My health system is U Penn, an outstanding institution in every way. My cardiologist is a water-walker extraordinaire. And once a year I learn that my heart is healthy; EKG, stress-echo, blood work. The other three hundred and sixty-four days I assume my heart is healthy, and my barometer for gauging the rest of my health probably comes down to something as simple as whether or not I had another heart attack. No heart attack today, I must be healthy.

I record my exercise each day on a fitness app. And my diet. And my data is locked away in some cumulus cloud doing nothing for anyone.

Good data; almost worthless information. That is because my apps do not engage me. But then again, neither does my health system. Engage is a verb, but only if one is engaging.

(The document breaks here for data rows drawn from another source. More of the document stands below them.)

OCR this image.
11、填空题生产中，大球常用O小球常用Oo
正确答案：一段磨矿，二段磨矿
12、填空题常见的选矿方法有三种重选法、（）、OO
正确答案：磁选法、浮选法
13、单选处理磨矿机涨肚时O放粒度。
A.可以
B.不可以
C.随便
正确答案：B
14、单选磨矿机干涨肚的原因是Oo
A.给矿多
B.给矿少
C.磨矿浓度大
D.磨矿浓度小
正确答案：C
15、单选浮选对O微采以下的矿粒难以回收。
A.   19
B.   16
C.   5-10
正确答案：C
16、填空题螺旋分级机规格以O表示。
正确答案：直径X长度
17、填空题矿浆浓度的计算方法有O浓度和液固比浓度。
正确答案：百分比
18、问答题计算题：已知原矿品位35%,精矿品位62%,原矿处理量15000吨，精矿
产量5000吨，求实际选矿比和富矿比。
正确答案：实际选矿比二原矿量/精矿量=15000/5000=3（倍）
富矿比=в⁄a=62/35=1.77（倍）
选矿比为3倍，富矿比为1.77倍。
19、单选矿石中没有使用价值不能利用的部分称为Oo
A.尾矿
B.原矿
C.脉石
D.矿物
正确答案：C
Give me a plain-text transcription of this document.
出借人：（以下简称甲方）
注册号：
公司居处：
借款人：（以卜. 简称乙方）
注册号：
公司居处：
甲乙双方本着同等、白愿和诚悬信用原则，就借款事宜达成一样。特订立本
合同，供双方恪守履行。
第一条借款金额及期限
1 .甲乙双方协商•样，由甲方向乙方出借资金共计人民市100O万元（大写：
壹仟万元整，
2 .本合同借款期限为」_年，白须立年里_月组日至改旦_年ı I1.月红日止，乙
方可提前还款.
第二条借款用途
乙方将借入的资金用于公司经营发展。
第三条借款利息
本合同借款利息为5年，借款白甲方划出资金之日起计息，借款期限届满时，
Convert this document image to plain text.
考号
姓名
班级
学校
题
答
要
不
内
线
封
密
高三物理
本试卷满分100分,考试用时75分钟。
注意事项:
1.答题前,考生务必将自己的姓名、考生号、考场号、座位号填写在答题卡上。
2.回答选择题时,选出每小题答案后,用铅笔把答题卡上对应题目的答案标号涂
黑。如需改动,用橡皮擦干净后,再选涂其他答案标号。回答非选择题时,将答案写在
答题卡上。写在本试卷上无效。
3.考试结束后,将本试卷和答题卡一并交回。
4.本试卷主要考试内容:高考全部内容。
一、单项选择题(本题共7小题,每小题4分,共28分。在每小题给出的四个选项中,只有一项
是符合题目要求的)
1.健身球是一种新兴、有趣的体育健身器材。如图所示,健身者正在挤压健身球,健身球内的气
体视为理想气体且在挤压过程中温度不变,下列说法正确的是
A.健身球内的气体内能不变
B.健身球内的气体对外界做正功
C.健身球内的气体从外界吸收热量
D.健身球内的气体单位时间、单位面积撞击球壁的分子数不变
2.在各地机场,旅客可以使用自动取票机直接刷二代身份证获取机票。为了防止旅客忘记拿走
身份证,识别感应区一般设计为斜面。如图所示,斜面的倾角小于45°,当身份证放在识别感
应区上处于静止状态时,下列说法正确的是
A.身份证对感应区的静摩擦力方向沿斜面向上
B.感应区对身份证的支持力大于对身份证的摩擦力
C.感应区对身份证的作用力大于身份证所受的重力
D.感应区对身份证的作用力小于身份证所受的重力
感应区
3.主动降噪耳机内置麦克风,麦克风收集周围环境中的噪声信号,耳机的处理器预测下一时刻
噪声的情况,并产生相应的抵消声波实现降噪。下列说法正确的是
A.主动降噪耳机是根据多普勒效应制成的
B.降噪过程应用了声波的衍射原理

In three years more data will be collected about my health in a month than had been collected cumulatively prior to then. In three years millions of people will be collecting this data about themselves. Unfortunately it will not be available to any health systems unless the health system develops a plan to access it. And that is not a trivial exercise.

My loyalty as a patient will be to whatever institution is able to engage me each day about my health. Data about my health and wellness is being amassed everywhere; through apps and wearable devices and smart phones and watches.

If you want to engage me, if you want to retain me as your patient, do so more than once a year. If you want to really own population health management, design a way for your health system to capture daily health and wellness information about the people who make up the population you serve. People would prefer that someone who knows more about their health than they do is monitoring their data.

That is patient engagement. It is an interactive exchange of information; I tell you something, and you tell me something. And if we do it enough I will be healthy proactively, and I will remain your patient. This approach to patient engagement is more expensive and more engaging than having a recorded message telling callers to ‘call back during business hours’, but in the end everyone wins.